I like my rituals to set the tone for a flow session. It doesn’t have to be complex - for me, a simple cup of matcha tea, breaking my task into smaller pieces, and having an "explore" session of 15-20 minutes to read, watch a video, or listen to a podcast about the task ahead helps me get into the mood to achieve my flow state.

3. Task batching

Batch similar tasks together in order to hit autopilot, this enables the same area of your brain and eases you into the flow. Before starting your working sessions, take a few extra minutes to review all the tasks ahead for the day, and if possible, categorize them for your convenience. You can categorize them based on the time it will take you to complete them or their level of complexity/skill usage. Doing so will skyrocket your productivity levels and help you get lost in time and space when you hit the flow zone.

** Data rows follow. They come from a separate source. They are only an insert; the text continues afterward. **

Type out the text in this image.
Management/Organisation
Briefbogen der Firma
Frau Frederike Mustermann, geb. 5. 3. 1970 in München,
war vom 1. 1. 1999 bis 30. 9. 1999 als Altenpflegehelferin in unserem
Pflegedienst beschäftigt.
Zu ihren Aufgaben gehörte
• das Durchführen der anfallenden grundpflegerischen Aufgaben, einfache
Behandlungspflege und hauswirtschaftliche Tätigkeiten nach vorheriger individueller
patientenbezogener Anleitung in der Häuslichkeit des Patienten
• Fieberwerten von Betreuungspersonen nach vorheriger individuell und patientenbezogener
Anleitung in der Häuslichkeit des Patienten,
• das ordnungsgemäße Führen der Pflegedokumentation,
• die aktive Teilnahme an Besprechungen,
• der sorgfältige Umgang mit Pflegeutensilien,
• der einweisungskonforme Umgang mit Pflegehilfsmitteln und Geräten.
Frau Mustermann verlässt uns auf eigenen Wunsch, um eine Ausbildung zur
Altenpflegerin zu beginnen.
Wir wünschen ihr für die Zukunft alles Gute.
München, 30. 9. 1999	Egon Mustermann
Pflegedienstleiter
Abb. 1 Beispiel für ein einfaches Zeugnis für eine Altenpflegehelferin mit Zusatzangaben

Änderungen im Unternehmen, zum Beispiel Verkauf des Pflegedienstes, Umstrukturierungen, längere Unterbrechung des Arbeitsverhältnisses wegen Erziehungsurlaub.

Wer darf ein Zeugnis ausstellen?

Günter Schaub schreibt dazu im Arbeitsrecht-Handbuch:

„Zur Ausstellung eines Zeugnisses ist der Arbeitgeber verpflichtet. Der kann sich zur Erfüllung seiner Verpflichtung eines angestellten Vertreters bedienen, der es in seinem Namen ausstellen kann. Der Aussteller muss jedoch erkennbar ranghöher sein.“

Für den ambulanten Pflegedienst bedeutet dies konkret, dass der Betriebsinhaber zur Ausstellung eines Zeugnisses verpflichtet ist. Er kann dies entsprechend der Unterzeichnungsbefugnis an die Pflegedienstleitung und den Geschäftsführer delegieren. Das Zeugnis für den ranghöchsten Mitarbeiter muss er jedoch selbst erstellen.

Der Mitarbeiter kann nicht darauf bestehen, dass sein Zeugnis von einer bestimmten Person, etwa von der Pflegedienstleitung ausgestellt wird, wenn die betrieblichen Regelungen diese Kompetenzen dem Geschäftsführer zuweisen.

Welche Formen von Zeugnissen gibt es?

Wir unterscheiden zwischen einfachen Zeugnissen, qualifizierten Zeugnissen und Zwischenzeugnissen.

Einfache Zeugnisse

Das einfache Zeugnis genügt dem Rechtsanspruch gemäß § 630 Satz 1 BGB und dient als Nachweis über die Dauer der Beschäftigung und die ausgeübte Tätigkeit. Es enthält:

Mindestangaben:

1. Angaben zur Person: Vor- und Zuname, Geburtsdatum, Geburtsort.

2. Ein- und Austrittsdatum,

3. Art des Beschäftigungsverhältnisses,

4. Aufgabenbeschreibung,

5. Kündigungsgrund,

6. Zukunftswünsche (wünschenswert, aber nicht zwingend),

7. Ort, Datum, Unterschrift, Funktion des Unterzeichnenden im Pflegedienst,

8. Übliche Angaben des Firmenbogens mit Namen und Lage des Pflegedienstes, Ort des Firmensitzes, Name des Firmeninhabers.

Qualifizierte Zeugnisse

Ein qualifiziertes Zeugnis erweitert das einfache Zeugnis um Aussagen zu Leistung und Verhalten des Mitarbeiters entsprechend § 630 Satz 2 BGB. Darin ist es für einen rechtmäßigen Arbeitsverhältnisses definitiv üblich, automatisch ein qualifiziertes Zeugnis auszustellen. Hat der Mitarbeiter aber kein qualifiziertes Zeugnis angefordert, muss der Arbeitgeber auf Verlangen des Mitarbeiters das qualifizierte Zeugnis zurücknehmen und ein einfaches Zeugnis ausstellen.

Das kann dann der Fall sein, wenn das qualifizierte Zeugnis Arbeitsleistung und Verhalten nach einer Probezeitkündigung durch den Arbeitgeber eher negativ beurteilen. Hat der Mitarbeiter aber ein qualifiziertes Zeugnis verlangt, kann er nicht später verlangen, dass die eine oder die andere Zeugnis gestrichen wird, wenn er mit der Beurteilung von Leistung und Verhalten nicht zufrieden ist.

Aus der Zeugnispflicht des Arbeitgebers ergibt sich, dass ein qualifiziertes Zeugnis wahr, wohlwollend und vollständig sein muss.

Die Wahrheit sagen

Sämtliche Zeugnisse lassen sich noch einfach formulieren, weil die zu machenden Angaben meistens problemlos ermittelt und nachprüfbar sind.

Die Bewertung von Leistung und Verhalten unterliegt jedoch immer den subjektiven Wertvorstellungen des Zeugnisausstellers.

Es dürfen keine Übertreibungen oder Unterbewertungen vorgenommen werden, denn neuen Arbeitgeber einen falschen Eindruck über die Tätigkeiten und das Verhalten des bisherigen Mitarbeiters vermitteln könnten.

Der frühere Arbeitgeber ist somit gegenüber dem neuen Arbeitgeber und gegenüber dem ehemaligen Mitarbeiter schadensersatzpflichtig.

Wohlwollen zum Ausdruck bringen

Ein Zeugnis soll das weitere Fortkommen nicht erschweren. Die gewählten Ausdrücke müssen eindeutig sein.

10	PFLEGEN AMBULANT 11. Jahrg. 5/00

4. Plan ahead, pause later

Not every task from work can fit into a flow state, but we can make our efforts to try to make it work. Before starting your working session, map out the kinds of problems you might not be able to solve ahead of time, then create rules or guidelines to make fast decisions when encountering them. These decisions don't need to be perfect; they just have to be good enough. There is no need to push your muscle memory to solve them at that moment. This will allow you to avoid breaking and pausing your moment of flow. Have heuristics prepared to make decisions easily, if these shortcuts don’t apply, try to work your way around or over the issue, but don't stop moving.

Take this idea into your next work session, and figure out if this solution applies to your workflow. If not, take it as an opportunity to learn about it; how can you improve or prevent a pause in your flow state in the future?

We must learn to pay attention to the feelings that inform us of our mental condition, even though flow is a desirable state to achieve in our working days in order to make them more pleasurable, we can’t force it. The brain can’t stay in flow all the time, optimally the mind stays in flow for around 90 minutes to 2 hours, and you have to make the most out of this time, without triggering burnout.

Looking for ways to optimize the amount of time we spend in flow makes us more engaged, satisfied, and creative. As Csíkszentmihályi states in his book - We must strive for flow in all we do, from our jobs and everyday responsibilities to our leisure time and pleasures, if we want to be truly happy.

Sure, you can get things done by just doing the bare minimum, but why not aim for something better? When you learn to recognize and cultivate the state of flow, it can become a wonderful present you can give to yourself to achieve your work in less time and bring more joy to your everyday life.